The idea behind the hashtag, and why it’s also been adopted by those other microblogging giant, Tumblr and Instagram, is to group posts together by topic. And for blogging traditionalists, especially members of the media, it’s tremendously helpful for tracking discussions or real-time events. So as cheesy and cliched it is to say that the hashtag “creates a collective experience,” that didn’t stop me from paying more attention to my computer screen than the television during the presidential debates. And the inauguration. And the Golden Globes. It’s like a hyper-accurate version of Google, but for finding out what the world thinks about Beyoncé-gate instead of why your cat’s barfing green.

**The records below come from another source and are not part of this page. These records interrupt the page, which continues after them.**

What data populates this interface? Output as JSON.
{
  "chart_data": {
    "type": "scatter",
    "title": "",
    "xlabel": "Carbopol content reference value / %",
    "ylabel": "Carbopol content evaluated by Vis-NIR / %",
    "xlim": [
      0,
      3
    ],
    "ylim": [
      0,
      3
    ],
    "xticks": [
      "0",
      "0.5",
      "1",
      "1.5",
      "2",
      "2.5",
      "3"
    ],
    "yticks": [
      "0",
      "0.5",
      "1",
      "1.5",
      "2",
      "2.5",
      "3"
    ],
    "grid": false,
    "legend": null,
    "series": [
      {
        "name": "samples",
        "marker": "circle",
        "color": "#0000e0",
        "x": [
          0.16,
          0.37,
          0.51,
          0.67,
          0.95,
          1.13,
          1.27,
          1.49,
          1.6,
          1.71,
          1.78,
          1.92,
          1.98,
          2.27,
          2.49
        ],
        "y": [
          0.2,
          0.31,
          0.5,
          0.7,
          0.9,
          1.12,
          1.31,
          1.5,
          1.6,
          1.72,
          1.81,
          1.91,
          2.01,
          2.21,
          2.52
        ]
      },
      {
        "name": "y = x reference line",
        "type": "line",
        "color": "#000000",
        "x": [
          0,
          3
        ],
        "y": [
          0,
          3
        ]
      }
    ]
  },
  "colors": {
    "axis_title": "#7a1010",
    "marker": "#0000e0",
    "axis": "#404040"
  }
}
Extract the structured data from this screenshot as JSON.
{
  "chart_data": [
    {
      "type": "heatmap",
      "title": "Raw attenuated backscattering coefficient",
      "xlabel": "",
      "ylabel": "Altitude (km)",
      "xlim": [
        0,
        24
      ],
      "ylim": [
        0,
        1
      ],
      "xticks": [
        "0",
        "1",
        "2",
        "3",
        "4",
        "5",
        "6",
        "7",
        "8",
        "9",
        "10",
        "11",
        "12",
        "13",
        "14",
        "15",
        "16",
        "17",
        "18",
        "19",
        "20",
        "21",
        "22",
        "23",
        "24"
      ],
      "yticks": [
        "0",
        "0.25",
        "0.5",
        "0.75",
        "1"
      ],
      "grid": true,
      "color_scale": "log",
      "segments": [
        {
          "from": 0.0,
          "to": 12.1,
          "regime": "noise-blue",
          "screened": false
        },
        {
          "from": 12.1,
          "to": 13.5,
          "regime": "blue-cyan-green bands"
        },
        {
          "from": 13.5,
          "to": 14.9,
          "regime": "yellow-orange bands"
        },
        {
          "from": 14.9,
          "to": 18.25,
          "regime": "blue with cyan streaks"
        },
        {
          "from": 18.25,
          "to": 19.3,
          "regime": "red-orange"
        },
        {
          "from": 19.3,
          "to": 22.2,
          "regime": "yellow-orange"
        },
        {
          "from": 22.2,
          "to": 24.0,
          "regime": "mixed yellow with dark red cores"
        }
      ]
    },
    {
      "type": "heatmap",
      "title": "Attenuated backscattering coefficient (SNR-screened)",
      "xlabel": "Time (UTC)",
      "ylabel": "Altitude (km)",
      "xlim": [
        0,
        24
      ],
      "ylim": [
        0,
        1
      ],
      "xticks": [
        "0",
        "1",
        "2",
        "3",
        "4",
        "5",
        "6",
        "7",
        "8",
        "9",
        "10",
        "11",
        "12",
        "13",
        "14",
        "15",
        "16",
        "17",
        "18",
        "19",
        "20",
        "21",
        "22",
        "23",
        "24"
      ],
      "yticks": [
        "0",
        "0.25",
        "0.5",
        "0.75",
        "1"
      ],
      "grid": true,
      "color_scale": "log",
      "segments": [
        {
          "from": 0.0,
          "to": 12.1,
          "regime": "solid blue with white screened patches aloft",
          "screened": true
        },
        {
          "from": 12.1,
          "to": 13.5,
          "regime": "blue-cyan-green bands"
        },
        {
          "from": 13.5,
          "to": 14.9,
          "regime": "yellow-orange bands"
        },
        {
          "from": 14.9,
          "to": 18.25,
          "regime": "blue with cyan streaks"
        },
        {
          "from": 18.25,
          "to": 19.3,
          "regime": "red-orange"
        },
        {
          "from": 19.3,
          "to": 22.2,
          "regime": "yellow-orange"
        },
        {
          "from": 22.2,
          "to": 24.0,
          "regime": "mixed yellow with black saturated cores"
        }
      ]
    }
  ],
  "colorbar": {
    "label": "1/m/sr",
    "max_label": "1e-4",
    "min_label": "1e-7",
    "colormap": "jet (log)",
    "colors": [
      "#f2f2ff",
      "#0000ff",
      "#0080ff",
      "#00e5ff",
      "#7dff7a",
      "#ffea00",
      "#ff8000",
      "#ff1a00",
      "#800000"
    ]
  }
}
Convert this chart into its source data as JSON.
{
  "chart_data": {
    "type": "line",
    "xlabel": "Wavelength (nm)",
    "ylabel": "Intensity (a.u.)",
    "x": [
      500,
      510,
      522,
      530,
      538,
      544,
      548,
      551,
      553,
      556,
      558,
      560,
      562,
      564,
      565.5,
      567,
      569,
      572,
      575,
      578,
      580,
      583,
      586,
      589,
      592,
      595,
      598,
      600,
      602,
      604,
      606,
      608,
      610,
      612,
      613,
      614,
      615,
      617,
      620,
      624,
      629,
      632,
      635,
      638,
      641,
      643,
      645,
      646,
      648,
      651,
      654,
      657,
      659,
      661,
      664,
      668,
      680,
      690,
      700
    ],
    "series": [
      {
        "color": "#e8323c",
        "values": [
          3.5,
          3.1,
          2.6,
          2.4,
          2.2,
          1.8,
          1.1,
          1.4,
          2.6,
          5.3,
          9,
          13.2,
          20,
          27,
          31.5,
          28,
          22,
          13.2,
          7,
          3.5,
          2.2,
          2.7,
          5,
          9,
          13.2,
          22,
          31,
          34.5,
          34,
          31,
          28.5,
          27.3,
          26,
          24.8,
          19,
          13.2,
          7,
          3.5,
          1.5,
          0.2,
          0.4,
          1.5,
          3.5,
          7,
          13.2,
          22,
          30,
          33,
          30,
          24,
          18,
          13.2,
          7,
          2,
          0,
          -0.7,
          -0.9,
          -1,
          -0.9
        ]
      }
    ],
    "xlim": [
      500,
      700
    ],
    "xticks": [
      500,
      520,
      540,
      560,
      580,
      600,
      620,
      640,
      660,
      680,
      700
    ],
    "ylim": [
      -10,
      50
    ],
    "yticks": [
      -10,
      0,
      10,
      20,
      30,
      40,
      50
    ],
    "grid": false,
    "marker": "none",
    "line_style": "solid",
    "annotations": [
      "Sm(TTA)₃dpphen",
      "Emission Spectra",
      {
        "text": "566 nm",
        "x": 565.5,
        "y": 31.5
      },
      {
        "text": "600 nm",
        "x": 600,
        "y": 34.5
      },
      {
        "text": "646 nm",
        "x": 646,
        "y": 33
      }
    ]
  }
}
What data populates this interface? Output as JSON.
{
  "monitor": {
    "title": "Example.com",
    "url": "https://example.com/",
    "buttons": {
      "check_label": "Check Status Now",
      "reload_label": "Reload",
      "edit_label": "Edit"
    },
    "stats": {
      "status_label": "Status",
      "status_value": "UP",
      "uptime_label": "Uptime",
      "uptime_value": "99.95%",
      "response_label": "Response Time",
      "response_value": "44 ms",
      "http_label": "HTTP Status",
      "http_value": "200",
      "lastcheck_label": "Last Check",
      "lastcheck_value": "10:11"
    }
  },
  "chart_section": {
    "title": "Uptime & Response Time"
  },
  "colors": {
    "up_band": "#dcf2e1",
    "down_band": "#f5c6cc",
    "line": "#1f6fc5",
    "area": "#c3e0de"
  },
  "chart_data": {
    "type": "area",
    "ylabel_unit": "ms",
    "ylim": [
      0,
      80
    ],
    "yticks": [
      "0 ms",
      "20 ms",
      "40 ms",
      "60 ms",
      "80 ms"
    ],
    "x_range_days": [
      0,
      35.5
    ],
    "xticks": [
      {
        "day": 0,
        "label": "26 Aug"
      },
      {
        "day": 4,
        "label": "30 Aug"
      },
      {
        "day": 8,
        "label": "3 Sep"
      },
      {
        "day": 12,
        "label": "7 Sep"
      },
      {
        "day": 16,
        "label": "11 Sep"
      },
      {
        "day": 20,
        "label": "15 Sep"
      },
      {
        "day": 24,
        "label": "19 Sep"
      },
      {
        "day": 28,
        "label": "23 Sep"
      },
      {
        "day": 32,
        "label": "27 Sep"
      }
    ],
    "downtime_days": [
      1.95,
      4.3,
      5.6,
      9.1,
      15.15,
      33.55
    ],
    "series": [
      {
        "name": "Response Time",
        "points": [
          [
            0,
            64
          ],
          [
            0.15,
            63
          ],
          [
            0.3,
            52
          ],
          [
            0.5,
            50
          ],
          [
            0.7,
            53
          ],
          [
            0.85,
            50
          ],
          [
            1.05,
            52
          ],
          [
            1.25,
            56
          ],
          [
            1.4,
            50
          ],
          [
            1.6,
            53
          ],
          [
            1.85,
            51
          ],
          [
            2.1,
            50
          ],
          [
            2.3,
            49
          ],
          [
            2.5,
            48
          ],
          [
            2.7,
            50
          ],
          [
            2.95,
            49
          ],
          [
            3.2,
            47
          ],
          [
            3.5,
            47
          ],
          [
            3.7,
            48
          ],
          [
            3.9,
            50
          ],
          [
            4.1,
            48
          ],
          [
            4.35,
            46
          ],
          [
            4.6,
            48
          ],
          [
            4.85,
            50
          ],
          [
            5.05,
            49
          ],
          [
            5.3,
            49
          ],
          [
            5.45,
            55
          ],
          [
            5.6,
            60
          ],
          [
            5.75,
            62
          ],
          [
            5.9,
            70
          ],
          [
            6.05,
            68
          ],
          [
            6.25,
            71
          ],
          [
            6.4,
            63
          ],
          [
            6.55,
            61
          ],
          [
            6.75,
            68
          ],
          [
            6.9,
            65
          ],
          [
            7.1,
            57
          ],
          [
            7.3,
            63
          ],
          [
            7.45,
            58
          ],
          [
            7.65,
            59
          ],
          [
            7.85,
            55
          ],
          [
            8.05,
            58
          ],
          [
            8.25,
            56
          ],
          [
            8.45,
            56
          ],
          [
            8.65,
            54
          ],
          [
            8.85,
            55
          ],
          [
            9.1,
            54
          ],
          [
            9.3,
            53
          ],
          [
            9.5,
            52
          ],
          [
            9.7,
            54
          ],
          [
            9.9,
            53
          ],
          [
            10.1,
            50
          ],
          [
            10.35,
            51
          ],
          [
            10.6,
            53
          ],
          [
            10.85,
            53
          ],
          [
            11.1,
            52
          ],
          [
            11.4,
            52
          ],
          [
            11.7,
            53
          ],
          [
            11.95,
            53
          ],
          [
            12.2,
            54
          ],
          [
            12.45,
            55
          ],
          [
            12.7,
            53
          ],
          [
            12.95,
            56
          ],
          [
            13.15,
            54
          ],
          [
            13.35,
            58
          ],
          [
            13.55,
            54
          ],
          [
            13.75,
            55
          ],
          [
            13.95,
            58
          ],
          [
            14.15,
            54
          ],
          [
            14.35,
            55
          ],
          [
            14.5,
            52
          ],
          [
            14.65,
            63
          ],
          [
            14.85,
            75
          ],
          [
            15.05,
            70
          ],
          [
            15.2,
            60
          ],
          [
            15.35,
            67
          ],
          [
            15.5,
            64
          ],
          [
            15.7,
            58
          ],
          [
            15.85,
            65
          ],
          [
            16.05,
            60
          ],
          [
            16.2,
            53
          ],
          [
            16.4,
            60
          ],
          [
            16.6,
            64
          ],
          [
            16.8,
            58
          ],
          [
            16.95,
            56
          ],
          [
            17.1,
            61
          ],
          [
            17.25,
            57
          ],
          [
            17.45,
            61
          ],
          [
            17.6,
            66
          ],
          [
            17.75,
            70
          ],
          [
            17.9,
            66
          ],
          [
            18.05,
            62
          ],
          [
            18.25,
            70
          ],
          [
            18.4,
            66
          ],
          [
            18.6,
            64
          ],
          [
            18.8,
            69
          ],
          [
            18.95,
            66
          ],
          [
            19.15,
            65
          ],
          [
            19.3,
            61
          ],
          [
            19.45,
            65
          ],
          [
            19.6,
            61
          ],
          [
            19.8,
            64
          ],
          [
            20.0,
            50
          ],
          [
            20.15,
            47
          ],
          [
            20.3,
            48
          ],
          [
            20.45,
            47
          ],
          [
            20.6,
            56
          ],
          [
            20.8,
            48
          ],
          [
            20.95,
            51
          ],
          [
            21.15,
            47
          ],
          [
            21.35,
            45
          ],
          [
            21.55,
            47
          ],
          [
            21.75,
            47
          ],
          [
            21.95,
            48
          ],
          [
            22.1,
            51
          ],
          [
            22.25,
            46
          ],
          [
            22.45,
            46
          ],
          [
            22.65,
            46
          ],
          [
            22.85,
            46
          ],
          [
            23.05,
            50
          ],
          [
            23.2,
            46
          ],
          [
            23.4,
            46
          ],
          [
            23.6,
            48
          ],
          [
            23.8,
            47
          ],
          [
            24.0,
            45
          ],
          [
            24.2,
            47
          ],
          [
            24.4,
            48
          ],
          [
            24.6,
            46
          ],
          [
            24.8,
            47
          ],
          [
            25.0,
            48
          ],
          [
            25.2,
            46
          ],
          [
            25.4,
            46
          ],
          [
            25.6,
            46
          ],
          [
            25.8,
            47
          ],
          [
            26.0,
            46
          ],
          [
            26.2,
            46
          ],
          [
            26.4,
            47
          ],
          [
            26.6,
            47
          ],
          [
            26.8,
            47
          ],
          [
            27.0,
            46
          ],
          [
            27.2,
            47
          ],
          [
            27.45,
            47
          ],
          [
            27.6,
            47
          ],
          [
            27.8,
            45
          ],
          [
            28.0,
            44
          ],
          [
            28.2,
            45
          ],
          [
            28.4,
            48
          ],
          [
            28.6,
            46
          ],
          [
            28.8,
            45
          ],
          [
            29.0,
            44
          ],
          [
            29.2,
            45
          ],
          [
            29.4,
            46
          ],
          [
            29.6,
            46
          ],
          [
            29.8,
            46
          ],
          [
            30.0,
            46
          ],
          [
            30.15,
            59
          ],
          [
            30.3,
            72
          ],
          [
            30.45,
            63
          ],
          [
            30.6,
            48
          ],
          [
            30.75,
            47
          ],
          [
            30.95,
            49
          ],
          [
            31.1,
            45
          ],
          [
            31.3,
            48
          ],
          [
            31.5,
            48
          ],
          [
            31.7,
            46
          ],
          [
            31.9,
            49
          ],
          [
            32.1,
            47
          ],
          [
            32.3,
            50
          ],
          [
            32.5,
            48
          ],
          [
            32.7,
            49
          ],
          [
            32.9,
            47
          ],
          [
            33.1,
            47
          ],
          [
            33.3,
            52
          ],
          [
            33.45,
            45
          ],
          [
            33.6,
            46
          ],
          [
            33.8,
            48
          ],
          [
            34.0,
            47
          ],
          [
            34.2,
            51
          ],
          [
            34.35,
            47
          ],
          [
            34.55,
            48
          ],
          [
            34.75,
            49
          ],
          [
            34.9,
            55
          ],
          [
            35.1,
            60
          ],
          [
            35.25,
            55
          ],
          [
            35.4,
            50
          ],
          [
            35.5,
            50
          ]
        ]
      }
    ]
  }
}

It’s a Perfect Way to Express Ironic Detachment

If there’s one thing Generation Y loves more than social media, it’s a liberal use of irony; how else to explain the sudden popularity of handlebar mustaches, seapunk, and Urban Outfitters? It’s no surprise, then, that the hashtag has been hijacked: it’s not just a way to express genuine interest, but also an over-it-but-in-on-the-joke ethos that makes up a good percentage of Twitter humor. Perhaps the high priest of ironic hashtagging is Rob Delaney, the hilarious comedian who regularly sends out missives like “I’m a total #DILF! (dad, and I’d like 2 f*ck!) #cool dad# # naughty” to his three quarters of a million followers. It’s an entire subgenre of comedy that exists entirely online, and another reason why the hashtag deserves some (unironic) respect.

It Spreads the Meme Love

Once upon a time, viral humor was limited to jokes that started with “Knock, knock” and “Your mom’s so…” But this is the 21st century, and thanks to the Internet hive mind, helped along by Twitter’s “Trending Topics” feature, the hashtag has become a hub for meme humor. Whether it’s more topical, like the excellent #muslimrage backlash to the controversial Newsweek cover story, or completely random, like #ReplaceMovieTitleWithGoat, meme humor and the hashtag are made for each other. It also helps that it’s more aesthetically pleasing than Tumblr’s ubiquitous Bachelor Frog.

It Turns Random Sentence Fragments Into Witty Commentary

Finally, the hashtag has developed into a landing stage for stray observations and bits of snark that can’t necessarily be developed into a full-on tweet or Tumblr text post. It’s also a great way to rapidly change tone from serious to sarcastic without wasting precious characters. The result may not be the most practical (it’s unlikely that anyone will ever search Twitter for #gameofthronesisruiningmylife or #aintnopartylikeabatmitzvahparty), but it conveniently allows avid microbloggers to inject personal opinion into an otherwise everyday observation or straightforward retweet. Condensing an entire sentence’s worth of transition into a single octothorpe, the hashtag makes the case for brevity one tweet at a time.